In a society that can instantly capture a photographic image, use it incriminatingly, Photoshop it unmercifully and tag it indiscriminately, I think I’d appreciate a little more “photo respect”.  That is, placing images in context and uncovering the story behind the pictures - the process of being there, not just “almost being” there.

To explain, after I packed fifty years of my parents’ lives into boxes and neatly shipped them to Long Island, I found that my mother had carefully stored every picture she had ever received from me and my brother in acid-laden photo sheets. Without realizing it, she chronicled all the children and grandchildren moments that took place sometimes thousands of miles from her home.

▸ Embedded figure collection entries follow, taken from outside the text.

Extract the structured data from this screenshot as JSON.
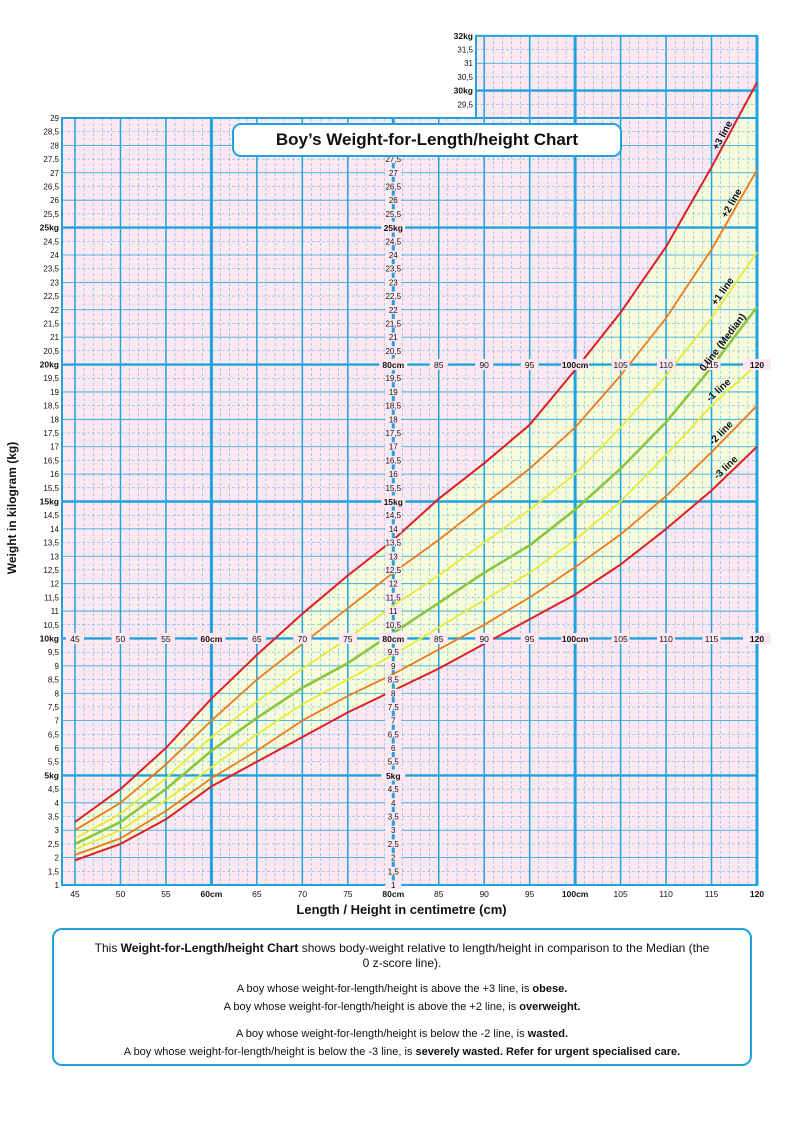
{
  "title": "Boy’s Weight-for-Length/height Chart",
  "axes": {
    "ylabel": "Weight in kilogram (kg)",
    "xlabel": "Length / Height in centimetre (cm)"
  },
  "info": {
    "intro_pre": "This ",
    "intro_bold": "Weight-for-Length/height Chart",
    "intro_post": " shows body-weight relative to length/height in comparison to the Median (the 0 z-score line).",
    "lines": [
      {
        "text": "A boy whose weight-for-length/height is above the +3 line, is ",
        "bold": "obese."
      },
      {
        "text": "A boy whose weight-for-length/height is above the +2 line, is ",
        "bold": "overweight."
      },
      {
        "text": "A boy whose weight-for-length/height is below the -2 line, is ",
        "bold": "wasted."
      },
      {
        "text": "A boy whose weight-for-length/height is below the -3 line, is ",
        "bold": "severely wasted. Refer for urgent specialised care."
      }
    ]
  },
  "colors": {
    "grid": "#1fa3dc",
    "background_pink": "#fde8f1",
    "band_fill": "#f7fbdc",
    "plus3": "#e01e26",
    "plus2": "#ee7a1e",
    "plus1": "#e9e93a",
    "median": "#8cc63f",
    "minus1": "#e9e93a",
    "minus2": "#ee7a1e",
    "minus3": "#e01e26"
  },
  "chart_data": {
    "type": "line",
    "title": "Boy’s Weight-for-Length/height Chart",
    "xlabel": "Length / Height in centimetre (cm)",
    "ylabel": "Weight in kilogram (kg)",
    "xlim": [
      45,
      120
    ],
    "ylim": [
      1,
      29
    ],
    "ylim_upper_right_extension": [
      29,
      32
    ],
    "x": [
      45,
      50,
      55,
      60,
      65,
      70,
      75,
      80,
      85,
      90,
      95,
      100,
      105,
      110,
      115,
      120
    ],
    "x_tick_labels": [
      "45",
      "50",
      "55",
      "60cm",
      "65",
      "70",
      "75",
      "80cm",
      "85",
      "90",
      "95",
      "100cm",
      "105",
      "110",
      "115",
      "120"
    ],
    "series": [
      {
        "name": "+3 line",
        "color_key": "plus3",
        "width": 2,
        "values": [
          3.3,
          4.5,
          6.0,
          7.8,
          9.4,
          10.9,
          12.3,
          13.6,
          15.1,
          16.4,
          17.8,
          19.8,
          21.9,
          24.3,
          27.2,
          30.3
        ]
      },
      {
        "name": "+2 line",
        "color_key": "plus2",
        "width": 1.8,
        "values": [
          3.0,
          4.0,
          5.4,
          7.0,
          8.5,
          9.8,
          11.1,
          12.4,
          13.6,
          14.9,
          16.2,
          17.7,
          19.6,
          21.7,
          24.2,
          27.1
        ]
      },
      {
        "name": "+1 line",
        "color_key": "plus1",
        "width": 1.8,
        "values": [
          2.7,
          3.6,
          4.9,
          6.4,
          7.7,
          8.9,
          10.0,
          11.2,
          12.3,
          13.5,
          14.7,
          16.0,
          17.7,
          19.6,
          21.7,
          24.1
        ]
      },
      {
        "name": "0 line (Median)",
        "color_key": "median",
        "width": 2.6,
        "values": [
          2.5,
          3.3,
          4.5,
          5.9,
          7.1,
          8.2,
          9.1,
          10.2,
          11.3,
          12.4,
          13.4,
          14.7,
          16.2,
          17.9,
          19.9,
          22.1
        ]
      },
      {
        "name": "-1 line",
        "color_key": "minus1",
        "width": 1.8,
        "values": [
          2.3,
          3.0,
          4.1,
          5.3,
          6.5,
          7.6,
          8.5,
          9.4,
          10.4,
          11.4,
          12.4,
          13.6,
          15.0,
          16.7,
          18.5,
          20.0
        ]
      },
      {
        "name": "-2 line",
        "color_key": "minus2",
        "width": 1.8,
        "values": [
          2.1,
          2.7,
          3.7,
          4.9,
          5.9,
          7.0,
          7.9,
          8.7,
          9.6,
          10.5,
          11.5,
          12.6,
          13.8,
          15.2,
          16.8,
          18.5
        ]
      },
      {
        "name": "-3 line",
        "color_key": "minus3",
        "width": 2,
        "values": [
          1.9,
          2.5,
          3.4,
          4.6,
          5.5,
          6.4,
          7.3,
          8.1,
          8.9,
          9.8,
          10.7,
          11.6,
          12.7,
          14.0,
          15.4,
          17.0
        ]
      }
    ],
    "grid": true,
    "y_major_labels": [
      "5kg",
      "10kg",
      "15kg",
      "20kg",
      "25kg"
    ],
    "upper_ext_labels": [
      "29,5",
      "30kg",
      "30,5",
      "31",
      "31,5",
      "32kg"
    ]
  }
}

This was not a sorrowful discovery.

Photos we all take and savor as parents - first haircut, decorated birthday cakes, the moving day van - they were all there, carefully treasured by a doting Grandma. We couldn’t get back the time missed due to fate or circumstance, but when I sat with my nephew, remembering the first time I saw these snapshots and the captions dutifully written by his mother on the back, he proceeded to fill in the locations and the joyful recollections of his youth and I reciprocated with the stories of the pictures of his parents - younger, thinner, with dark hair and less wrinkles.  We reveled in these captured moments, and I realized their importance in our shared lives.

What’s so rough is when there is so much physical distance between grandparents, parents, children and extended family these days our photos do not record moments together, but act as substitutes for “almost being there”. 

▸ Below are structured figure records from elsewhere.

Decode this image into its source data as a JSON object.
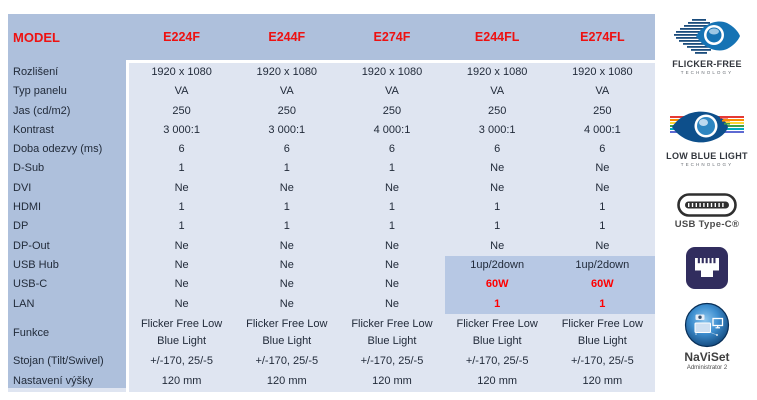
{
  "table": {
    "header": {
      "model_label": "MODEL",
      "columns": [
        "E224F",
        "E244F",
        "E274F",
        "E244FL",
        "E274FL"
      ]
    },
    "rows": [
      {
        "label": "Rozlišení",
        "values": [
          "1920 x 1080",
          "1920 x 1080",
          "1920 x 1080",
          "1920 x 1080",
          "1920 x 1080"
        ]
      },
      {
        "label": "Typ panelu",
        "values": [
          "VA",
          "VA",
          "VA",
          "VA",
          "VA"
        ]
      },
      {
        "label": "Jas (cd/m2)",
        "values": [
          "250",
          "250",
          "250",
          "250",
          "250"
        ]
      },
      {
        "label": "Kontrast",
        "values": [
          "3 000:1",
          "3 000:1",
          "4 000:1",
          "3 000:1",
          "4 000:1"
        ]
      },
      {
        "label": "Doba odezvy (ms)",
        "values": [
          "6",
          "6",
          "6",
          "6",
          "6"
        ]
      },
      {
        "label": "D-Sub",
        "values": [
          "1",
          "1",
          "1",
          "Ne",
          "Ne"
        ]
      },
      {
        "label": "DVI",
        "values": [
          "Ne",
          "Ne",
          "Ne",
          "Ne",
          "Ne"
        ]
      },
      {
        "label": "HDMI",
        "values": [
          "1",
          "1",
          "1",
          "1",
          "1"
        ]
      },
      {
        "label": "DP",
        "values": [
          "1",
          "1",
          "1",
          "1",
          "1"
        ]
      },
      {
        "label": "DP-Out",
        "values": [
          "Ne",
          "Ne",
          "Ne",
          "Ne",
          "Ne"
        ]
      },
      {
        "label": "USB Hub",
        "values": [
          "Ne",
          "Ne",
          "Ne",
          "1up/2down",
          "1up/2down"
        ]
      },
      {
        "label": "USB-C",
        "values": [
          "Ne",
          "Ne",
          "Ne",
          "60W",
          "60W"
        ],
        "red": [
          3,
          4
        ]
      },
      {
        "label": "LAN",
        "values": [
          "Ne",
          "Ne",
          "Ne",
          "1",
          "1"
        ],
        "red": [
          3,
          4
        ]
      },
      {
        "label": "Funkce",
        "tall": true,
        "values": [
          "Flicker Free Low Blue Light",
          "Flicker Free Low Blue Light",
          "Flicker Free Low Blue Light",
          "Flicker Free Low Blue Light",
          "Flicker Free Low Blue Light"
        ]
      },
      {
        "label": "Stojan (Tilt/Swivel)",
        "values": [
          "+/-170, 25/-5",
          "+/-170, 25/-5",
          "+/-170, 25/-5",
          "+/-170, 25/-5",
          "+/-170, 25/-5"
        ]
      },
      {
        "label": "Nastavení výšky",
        "values": [
          "120 mm",
          "120 mm",
          "120 mm",
          "120 mm",
          "120 mm"
        ]
      }
    ]
  },
  "badges": {
    "flicker_free": {
      "icon": "flicker-free-eye-icon",
      "title": "FLICKER-FREE",
      "subtitle": "TECHNOLOGY"
    },
    "low_blue_light": {
      "icon": "low-blue-light-eye-icon",
      "title": "LOW BLUE LIGHT",
      "subtitle": "TECHNOLOGY"
    },
    "usb_type_c": {
      "icon": "usb-type-c-connector-icon",
      "title": "USB Type-C®"
    },
    "lan": {
      "icon": "lan-ethernet-port-icon"
    },
    "naviset": {
      "icon": "naviset-globe-icon",
      "title": "NaViSet",
      "subtitle": "Administrator 2"
    }
  },
  "colors": {
    "header_bg": "#aec0dc",
    "label_col_bg": "#aec0dc",
    "data_bg": "#dfe5f1",
    "highlight_bg": "#b7c8e4",
    "accent_red": "#ff0000",
    "text": "#222b3a"
  }
}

We seem to accept not having the real experiences, but the vicarious ones we witness in Facebook albums and cell phone memory chips. 

There’s nothing wrong with the sharing, but when I can’t correct the distance between us in miles, I’ve come to realize, I can always work to place these images in a perspective we can meaningfully share.

So, now every time I look at a photograph, I see the circumstances surrounding it. I see the many remarkable moments were captured under duress (squirmy kids, annoyed teenagers, petulant adults). I see the many snapshots I knew had potential as I squeezed the shutter. I see how many “got away” or worse, couldn’t be recovered once a generation was gone.

There’s something to be said for the precious finality of film - or pixels. So these days, I often take a moment to study the emotion as much as the image because sometimes the miracle of the photograph is what it doesn’t show what needs a voice to explain and uncover.